A final reflection (chapter 16) on the future of Herculaneum Papyrology summarizes the book, with a general stress on the new reading, reconstructing and editing technologies and a positive hope for forthcoming discoveries: “Wir dürfen hoffen – wenn nicht auf eine zweite Renaissance, so doch auf die Wiedergeburt vieler antiker Werke” (p. 124).
In conclusion, Fleischer’s monograph is to be greeted as an original way of approaching not only Herculaneum Papyrology, but also a Digital Papyrology intended not only as a body of helpful tools but also as a set of methodologies that can contribute to improving and developing the traditional scientific purposes of Papyrology.
Notes
[1] See N. Reggiani, Digital Papyrology I: Methods, Tools and Trends, De Gruyter, Berlin – Boston 2017; N. Reggiani, La papirologia digitale. Prospettiva storico-critica e sviluppi metodologici, Athenaeum, Parma 2019.
[2] See N. Reggiani, I rotoli di Ercolano, la papirologia virtuale e l’edizione critica digitale dei papiri: alcune riflessioni, in Tracing the Same Path. Tradizione e innovazione nella papirologia ercolanese tra Germania e Italia / Tradition und Fortschritt in der herkulanischen Papyrologie zwischen Deutschland und Italien, ed. by M. D’Angelo – H. Essler – F. Nicolardi, Centro Internazionale per lo Studio dei Papiri Ercolanesi “Marcello Gigante”, Naples 2021, 163-7.
[3] See for instance the very recent F. Longo Auricchio – G. Indelli – G. Leone – G. Del Mastro, La Villa dei Papiri. Una residenza antica e la sua biblioteca, Carocci, Rome 2020.
[4] For example, the mathematical reconstructions developed by H. Essler, Rekonstruktion von Papyrusrollen auf mathematischer Grundlage, “Cronache Ercolanesi” 38 (2008), 273-307 are repeatedly referred to.
[5] A small annotation: at p. 94 n. 210, when referring to the previously cited GreekSchools project, the author points to the preceding footnote 124 (p. 58), where the project is indeed mentioned, but a more correct reference is perhaps (also) to footnote 126 (p. 60), where the project is described in some details.

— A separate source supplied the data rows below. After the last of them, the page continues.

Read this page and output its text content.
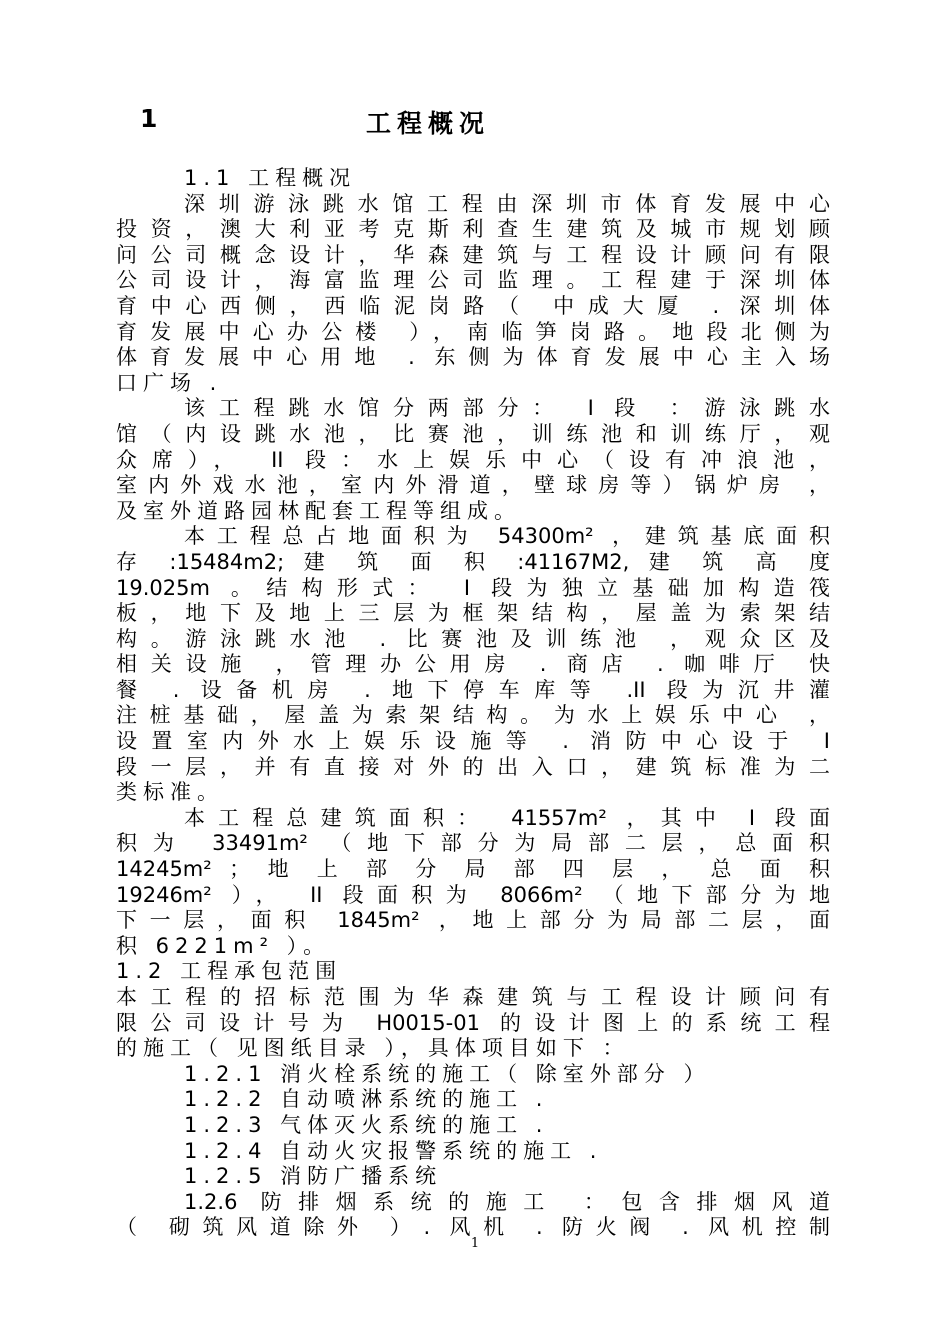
1	工程概况
1.1 工程概况
深圳游泳跳水馆工程由深圳市体育发展中心
投资，澳大利亚考克斯利查生建筑及城市规划顾
问公司概念设计，华森建筑与工程设计顾问有限
公司设计，海富监理公司监理。工程建于深圳体
育中心西侧，西临泥岗路（ 中成大厦 . 深圳体
育发展中心办公楼 ），南临笋岗路。地段北侧为
体育发展中心用地 . 东侧为体育发展中心主入场
口广场 .
该工程跳水馆分两部分： I 段 ：游泳跳水
馆（内设跳水池，比赛池，训练池和训练厅，观
众席）， II 段：水上娱乐中心（设有冲浪池，
室内外戏水池，室内外滑道，壁球房等）锅炉房 ，
及室外道路园林配套工程等组成。
本工程总占地面积为 54300m² ，建筑基底面积
存 :15484m2; 建 筑 面 积 :41167M2, 建 筑 高 度
19.025m 。结构形式： I 段为独立基础加构造筏
板，地下及地上三层为框架结构，屋盖为索架结
构。游泳跳水池 . 比赛池及训练池 ，观众区及
相关设施 ，管理办公用房 . 商店 . 咖啡厅 快
餐 . 设备机房 . 地下停车库等 .II 段为沉井灌
注桩基础，屋盖为索架结构。为水上娱乐中心 ，
设置室内外水上娱乐设施等 . 消防中心设于 I
段一层，并有直接对外的出入口，建筑标准为二
类标准。
本工程总建筑面积： 41557m² ，其中 I 段面
积为 33491m² （地下部分为局部二层，总面积
14245m² ； 地 上 部 分 局 部 四 层 ， 总 面 积
19246m² ）， II 段面积为 8066m² （地下部分为地
下一层，面积 1845m² ，地上部分为局部二层，面
积 6221m² ）。
1.2 工程承包范围
本工程的招标范围为华森建筑与工程设计顾问有
限公司设计号为 H0015-01 的设计图上的系统工程
的施工（ 见图纸目录 ），具体项目如下 ：
1.2.1 消火栓系统的施工（ 除室外部分 ）
1.2.2 自动喷淋系统的施工 .
1.2.3 气体灭火系统的施工 .
1.2.4 自动火灾报警系统的施工 .
1.2.5 消防广播系统
1.2.6 防排烟系统的施工 ：包含排烟风道
（ 砌筑风道除外 ）. 风机 . 防火阀 . 风机控制
1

[6] M. D’Angelo, Verso un software per la ricostruzione dei papiri ercolanesi con stratigrafia complessa, “Cronache Ercolanesi” 50 (2020), 161-2; M. D’Angelo – F. Nicolardi, Dalla ricostruzione all’edizione dei papiri ercolanesi: problemi e proposte di presentazione e rappresentazione, in Tracing the Same Path (cited above, n. 2), 121-38.
[7] E.G. Turner, The Papyrologist at Work, Duke University, Durham NC 1973.